World model versus video prediction model
Figure 7. Comparison of action world model and action video prediction model; the paper attributes the difference to whether action conditioning is clear.

5.7 Historical image input length

1 frame2 frames4 frames
SettingSR ↑FPS ↑SR ↑FPS ↑SR ↑FPS ↑
w/o Action Chunking58.42.2767.31.7778.71.22
w/ Action Chunking74.03.6784.43.1384.72.78

The more history frames there are, the stronger visual context the model gets, but at the expense of FPS. With action chunking, the SR from 2 frames to 4 frames only goes from 84.4 to 84.7, so the author uses $M=2$ by default as a compromise between performance and speed.

5.8 World Model Pretraining

SettingGoalObjectSpatialLongAverage
w/o World Model Pretrain67.382.977.823.062.8
w/ World Model Pretrain73.184.079.830.266.8

After world model pretraining, the average SR is from 62.8 to 66.8, and the Long is from 23.0 to 30.2. The author explains this as: world model pre-training forces the model to learn visual input, actions, and state transfer physics before migrating to the action model.

6. Repeat audit

6.1 Code and model

Available information: The arXiv page and source code both provide GitHub links. alibaba-damo-academy/WorldVLA. This link currently redirects to RynnVLA-002, the README shows that WorldVLA was upgraded to RynnVLA-002 on 2025-11-10, and the WorldVLA model, training code and LIBERO evaluation code were released on 2025-06-23. Still on Hugging Face WorldVLA model card, 256 and 512 resolution checkpoints are listed.

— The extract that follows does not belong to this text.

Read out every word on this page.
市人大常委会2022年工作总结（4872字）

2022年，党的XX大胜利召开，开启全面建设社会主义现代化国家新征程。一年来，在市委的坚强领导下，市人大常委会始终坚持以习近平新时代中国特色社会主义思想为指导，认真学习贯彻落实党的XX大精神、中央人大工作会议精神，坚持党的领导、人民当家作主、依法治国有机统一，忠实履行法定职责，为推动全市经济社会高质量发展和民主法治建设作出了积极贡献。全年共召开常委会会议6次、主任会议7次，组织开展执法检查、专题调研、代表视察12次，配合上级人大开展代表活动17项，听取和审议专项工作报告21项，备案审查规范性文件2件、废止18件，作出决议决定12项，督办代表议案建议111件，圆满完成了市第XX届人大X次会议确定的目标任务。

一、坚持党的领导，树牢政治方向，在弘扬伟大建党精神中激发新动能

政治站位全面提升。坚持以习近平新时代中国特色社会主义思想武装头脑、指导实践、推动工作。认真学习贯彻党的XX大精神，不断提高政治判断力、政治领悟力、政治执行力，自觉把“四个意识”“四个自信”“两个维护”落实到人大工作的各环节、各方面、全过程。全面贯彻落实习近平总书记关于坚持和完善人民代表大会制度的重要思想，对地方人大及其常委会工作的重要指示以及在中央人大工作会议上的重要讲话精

6.2 Data and preprocessing

6.3 Training key hyperparameters

Super parametersvalueRemarks
Backbone initializationChameleonDiscrete autoregressive models for unifying image understanding and generation.
Image resolution256×256 or 512×512A 512×512 image corresponds to 1024 image tokens, which has higher performance but a higher cost.
Image tokenizer codebook8192VQ-GAN tokenizer.
Text tokenizer vocabulary65, 536Contains image/action token.
Action bins256 bins per dimensionThe bin width is determined by the training data range.
Action dimension7 tokens3 relative positions + 3 relative angles + 1 gripper state.
Historical images $M$Default 2Determined by historical frame ablation.
Action chunk $K$Long is 10, the rest are 5Default configuration.
World prediction rounds $N$1To save calculations.
Loss weight $\alpha$0.04Balancing the problem of far more image tokens than action tokens.

6.4 Recurring gaps

7. Analysis, Limitations and Boundaries

7.1 The most valuable part of this paper

Judging from the paper's own evidence, the value is concentrated in two interconnected conclusions: first, world model training can improve action generation; second, action model training can also improve world prediction for longer horizons. This conclusion is not supported by concept maps alone, but is supported by action ablation tables, world model ablation tables, and visual cases.

7.2 Why the results hold up

The paper claims that three types of evidence align with each other: the main benchmark shows that WorldVLA exceeds OpenVLA in the discrete action model group; ablation clearly splits the impact of action model, world model, action chunking, and attention mask; the visualization diagram shows the typical failure modes of pure action model and pure world model. In particular, Row 3 and Row 4 of Table 4 directly illustrate that the naive autoregressive action chunk will degrade significantly, but the new mask can restore performance.

7.3 Limitations and future directions described by the author

7.4 Applicable boundaries

The experimental evidence of the paper mainly comes from the LIBERO simulation benchmark; whether the model can be directly transferred to real robots, more hardware action spaces, longer task chains and more complex interactive environments, the text does not give experimental verification. The reported conclusions on generalization are therefore limited to the LIBERO setting that the paper has evaluated.

7.5 Appendix status

This arXiv source code does not contain available appendices: `\beginappendix` and `\input{sec/appendix}` in `paper.tex` are both commented, and there is no `sec/appendix.tex` in the source code Contents. Therefore, this report does not have appendix proofs, appendix superparameters or appendix supplementary experiments that can be integrated.